The current insurance models are set to evolve into “ecosystems”. The companies’ aim is to offer premium insurance cover that is customised to their clients’ requirements, particularly for vehicle and health insurance. 

Traditional types of insurance are destined to disappear and be replaced with “ecosystems”, as heralded by a recent offer from Tesla. Over the last few months, the American firm has offered specific insurance that is included in the price of its connected vehicles, which are supposedly safer than normal vehicles.

Insurance companies are preparing to embrace this trend in order to adapt to the ever more connected world in which we live. They hope to offer their clients premium insurance that is both customised and dynamic, in particular for vehicle and health insurance.

 

Using data from connected products to innovate

 

Thanks to connected devices, insurance companies will be able to put forward more customised offers. This is already the case for “Progressive” and “Insure The Box”, who add sensors to their clients’ vehicles, while other companies are signing partnerships directly with manufacturers.

This “connected” insurance system can also be applied to logistics companies, to provide information about the status of their deliveries, or to the business world, by analysing data collected in invoicing and accounting apps via the cloud.

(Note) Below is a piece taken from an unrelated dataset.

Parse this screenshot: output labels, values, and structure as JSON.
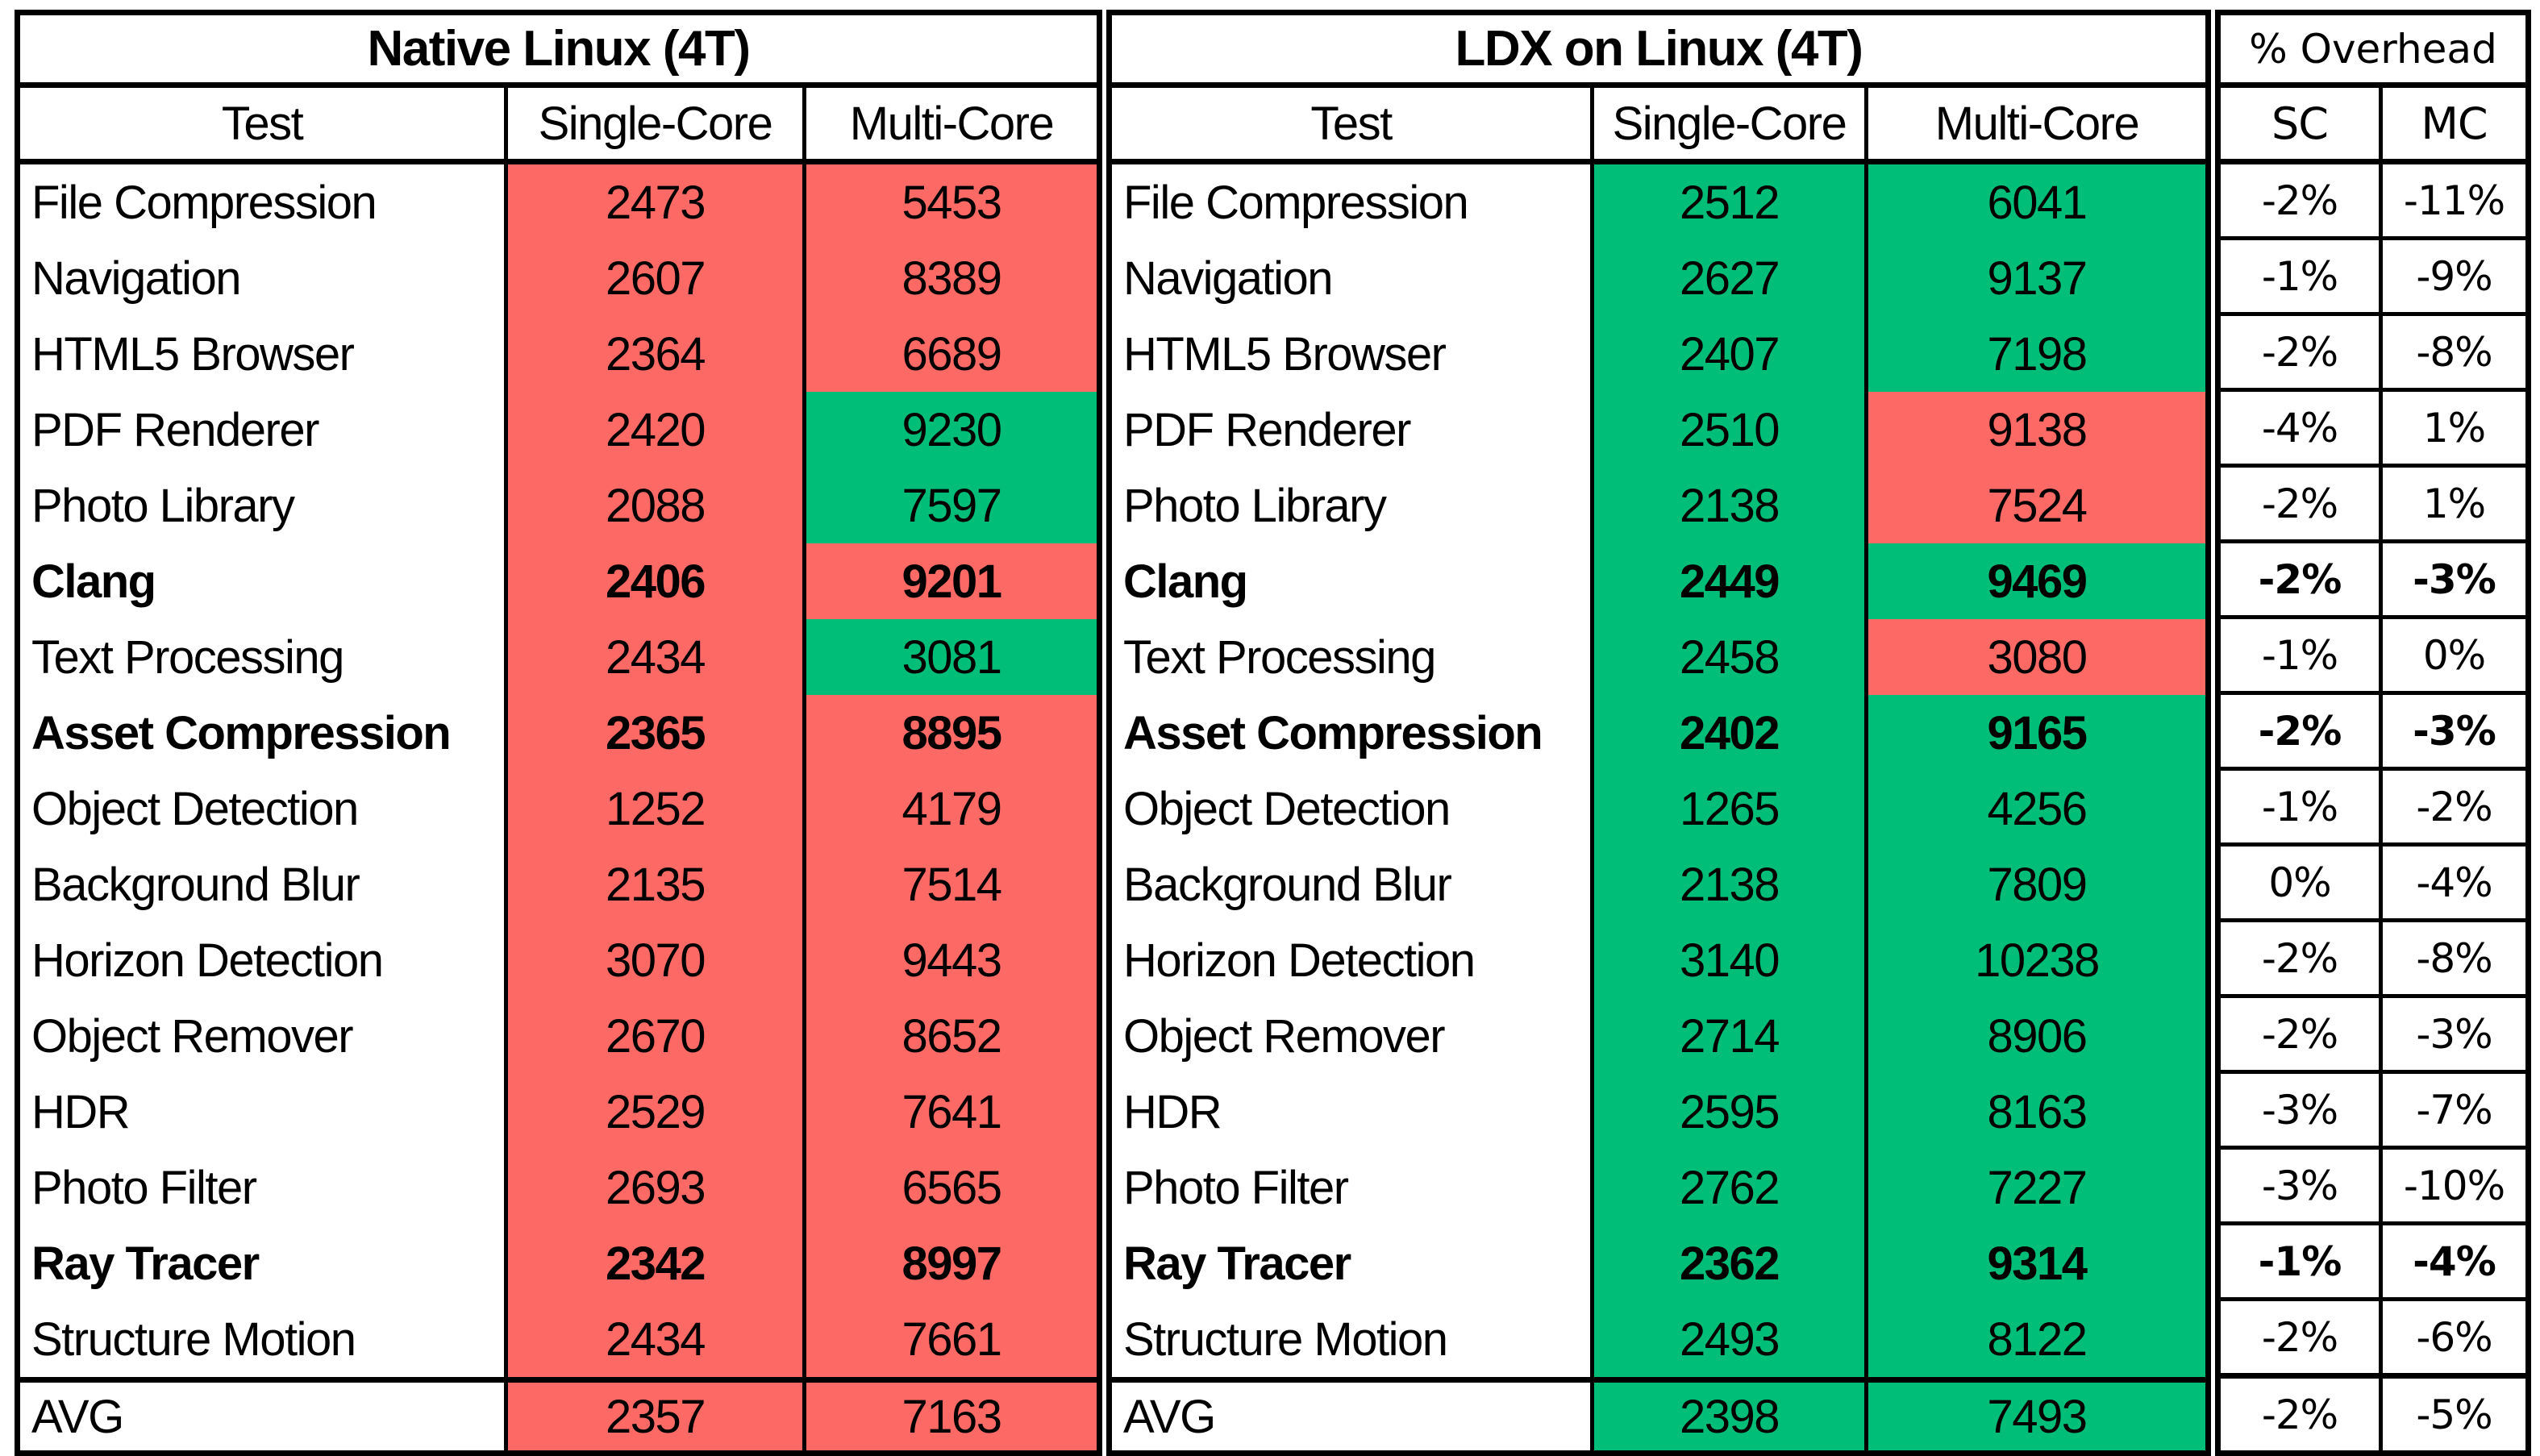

But, according to Sangeet Paul Choudary, founder and CEO of Platformation Labs, the advances will go way beyond connected and customised insurance. He claims that, where traditional insurance monetises its promise to protect clients in the event of an accident, the insurance of the future – thanks to the collection and analysis of data – will quite simply enable clients to avoid the incident in the first place.

 

New monetisation opportunities

 

Insurers – in particular car insurers – will be able to exploit the virtuous circle of their clients’ behaviour thanks to data collection and analysis. For instance, a British insurance company offers a black box that can be installed on the dashboard of young drivers’ cars in order to analyse their driving and give them tips on how to improve. 

Choudary highlights the strategic importance for insurance companies to own their clients’ data, and to adopt an “ecosystem-based” approach. In the ecosystem model, the insurer collaborates with a certain number of third parties in order to analyse their clients’ data profiles, by joining forces with an external platform such as Nest, for example. In this scenario, the external platform can own the data. But the real opportunity for insurers is to possess this data themselves and create their own ecosystem instead of handing it over to a third party.

 

The future role of regulators

 

The transformation of insurance companies into “insurance ecosystems” has one inarguable advantage: thanks to their network structure, ecosystems are actually more viable. And the more of their clients’ data they collect, the more third-party collaborators they will have. Consequently, the more value the third parties add, the more advantageous the final offer will be for the client. It is likely that a small number of large ecosystems end up dominating the whole market.

While traditional insurance data is strictly regulated, the new forms of data are less so, at least for the moment. For example, data from the healthcare sector is well-protected, but data about wellbeing and fitness are in a grey area with regard to regulations. Regulators must therefore strike a balance between respecting the users’ private lives and innovating.